Sunday, March 31, 2013

Dividend Stock Correction?


Are you worried about a market correction in dividend stocks?   Should you be a buy and hold investor and try not to feel awful when a stock you hold hits highs and then retreats?   Look at Apple, people are kicking themselves for being greedy.  If you don’t hold, which companies should you sell and why?  Below is an outline of the strategy I use.



My decisions about how to handle dividend stocks at their high are driven by the concept of increasing the “yield on my available capital.”    If I invested $10,000 in a stock with a dividend yield of greater than 3% and now due to the stock price going up, my $10,000 is worth $20,000 but the yield on that $20,000 is less than 3%, I want to make a change.    I want to make sure that my “available capital” of $20,000 generates more income. 

You are the manager of your resources.  Good managers use their resources wisely; in our case using your resources wisely means getting more income from your available capital.    My approach is outlined below.


STOCK INFO
NEEDED
Stock Price
5 year high
Dividend Yield
Less than 3%
Dividend Growth
More than 7%
Covered Calls
More than 1%
Stock price and current yield of dividend stocks.

Dividend stocks are at their highs and it is appropriate to have a strategy.   If you own dividend machines that are at or near their five year high and have a current dividend yield of less than three percent, target them for further evaluation.

Dividend growth rate.

Look at the growth rate of the dividend.    How much did they pay per share 5 years ago and how much do they pay today.   With only those two pieces of information you can calculate how much the dividend has grown.  If the dividend growth rate is seven percent or more per year, then you may want to keep the stock and add to it if there is a market correction.  A seven percent increase every year for 10 years means your income will have doubled in 10 years.    

Let's use Chevron, CVX, as an example.   On Thursday, March 28, 2013, CVX closed at            $118.82 which is just below the multi year high of  $121.56.  At $118.82 the yield is 3.02%.   Chevron has a stellar history of dividend increases.   March 10, 2008 the quarterly dividend was $.58 per share and this year on March 11, the quarterly dividend was $.90.   That represents a $.32 increase.  Over the past 5 five years the dividend growth rate was 12.8% per year. 

Will CVX's stock price continue to slip?  It may.   The 52 week low is $95.73.   Your dividend yield at that price would be 3.76%.    

This is an example of a stock that I will add to on dips.


Can covered calls add enough to yield more than 3%?


If the dividend increase is less than 7%,   consider boosting your income by selling covered calls on the stock.   You risk losing the stock but that may be alright if the stock is at a 5 year high.  You, of course, have to be prepared to find another investment that yields more than 3%.

Conagra Foods, CAG, is a good example.  CAG closed at $35.81 on Thursday.  CAG's dividend yield at that price is just over 3%.   CAG's 5 year stock price high is $35.91.  CAG has increased the dividend every year but the rate hikes equal only 6%.    Can I create more income by selling a covered call with a strike price that is greater than the 5 year high?  

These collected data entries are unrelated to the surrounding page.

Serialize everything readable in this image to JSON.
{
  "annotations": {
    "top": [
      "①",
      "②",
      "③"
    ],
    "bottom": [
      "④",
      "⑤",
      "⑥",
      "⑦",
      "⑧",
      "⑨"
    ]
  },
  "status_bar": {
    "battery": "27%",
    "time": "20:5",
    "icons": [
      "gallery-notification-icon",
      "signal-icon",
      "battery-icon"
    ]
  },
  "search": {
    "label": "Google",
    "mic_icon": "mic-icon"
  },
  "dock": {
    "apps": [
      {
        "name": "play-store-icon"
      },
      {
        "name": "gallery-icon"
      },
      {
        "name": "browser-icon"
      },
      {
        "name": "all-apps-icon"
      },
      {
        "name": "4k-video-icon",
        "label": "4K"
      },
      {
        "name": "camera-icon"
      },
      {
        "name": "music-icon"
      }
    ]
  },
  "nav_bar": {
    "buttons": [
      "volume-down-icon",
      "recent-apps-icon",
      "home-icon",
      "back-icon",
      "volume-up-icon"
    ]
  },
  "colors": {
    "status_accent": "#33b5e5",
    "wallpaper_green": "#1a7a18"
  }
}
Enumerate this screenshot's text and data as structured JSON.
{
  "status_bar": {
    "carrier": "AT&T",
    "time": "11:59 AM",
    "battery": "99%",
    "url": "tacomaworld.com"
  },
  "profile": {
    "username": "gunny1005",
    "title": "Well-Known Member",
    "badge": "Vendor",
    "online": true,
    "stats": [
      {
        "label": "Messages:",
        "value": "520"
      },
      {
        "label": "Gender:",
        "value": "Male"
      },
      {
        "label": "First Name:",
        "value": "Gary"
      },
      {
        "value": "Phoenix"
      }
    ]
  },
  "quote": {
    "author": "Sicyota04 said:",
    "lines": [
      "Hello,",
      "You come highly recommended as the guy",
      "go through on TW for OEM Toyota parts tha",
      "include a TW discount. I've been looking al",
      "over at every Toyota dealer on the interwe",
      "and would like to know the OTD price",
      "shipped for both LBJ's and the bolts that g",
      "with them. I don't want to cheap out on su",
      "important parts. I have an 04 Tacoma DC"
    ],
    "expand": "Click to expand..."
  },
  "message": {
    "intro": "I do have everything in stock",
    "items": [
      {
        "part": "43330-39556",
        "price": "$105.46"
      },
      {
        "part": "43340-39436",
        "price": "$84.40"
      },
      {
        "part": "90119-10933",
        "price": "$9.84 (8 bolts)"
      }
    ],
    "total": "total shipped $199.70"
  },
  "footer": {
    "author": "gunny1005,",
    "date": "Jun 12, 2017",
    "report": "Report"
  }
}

I found a June, 2013 call with a strike price of $37 or one point above the high.  The premium from the call is $.45 which boosts my annual income from $1.00 to $1.45 for a yield of 4%.  If I lose the stock, I will have a significant gain.   All good news.

If you can create an extra one or two percent income by selling  covered calls on a stock to equal a yield greater than three percent, then keep the stock and search for covered calls where the premium is equal to one percent.

If you cannot create the extra income with covered calls, then sell it and move it to an investment that pays more than 3%.   You can sell the stock quickly and wait to find another investment, or you can set a sell stop just in case the stock price goes down in your absence.  Another technique is called buying a put but I do not cover that technique in this blog.


Buy and Hold?

Try not to use emotion to decide if you are a buy and hold investor.  Buy and hold as a strategy, versus actively manipulating a stock portfolio, is favored by conservative investors.  Yet, even the strongest willed investor hates to see a stock that was at a high go down.   Therefore, I use this dynamic buy and hold strategy.   My goal is always to increase my income.  Once you target a dividend stock as one you might want to sell, considered the guidelines discussed in this post.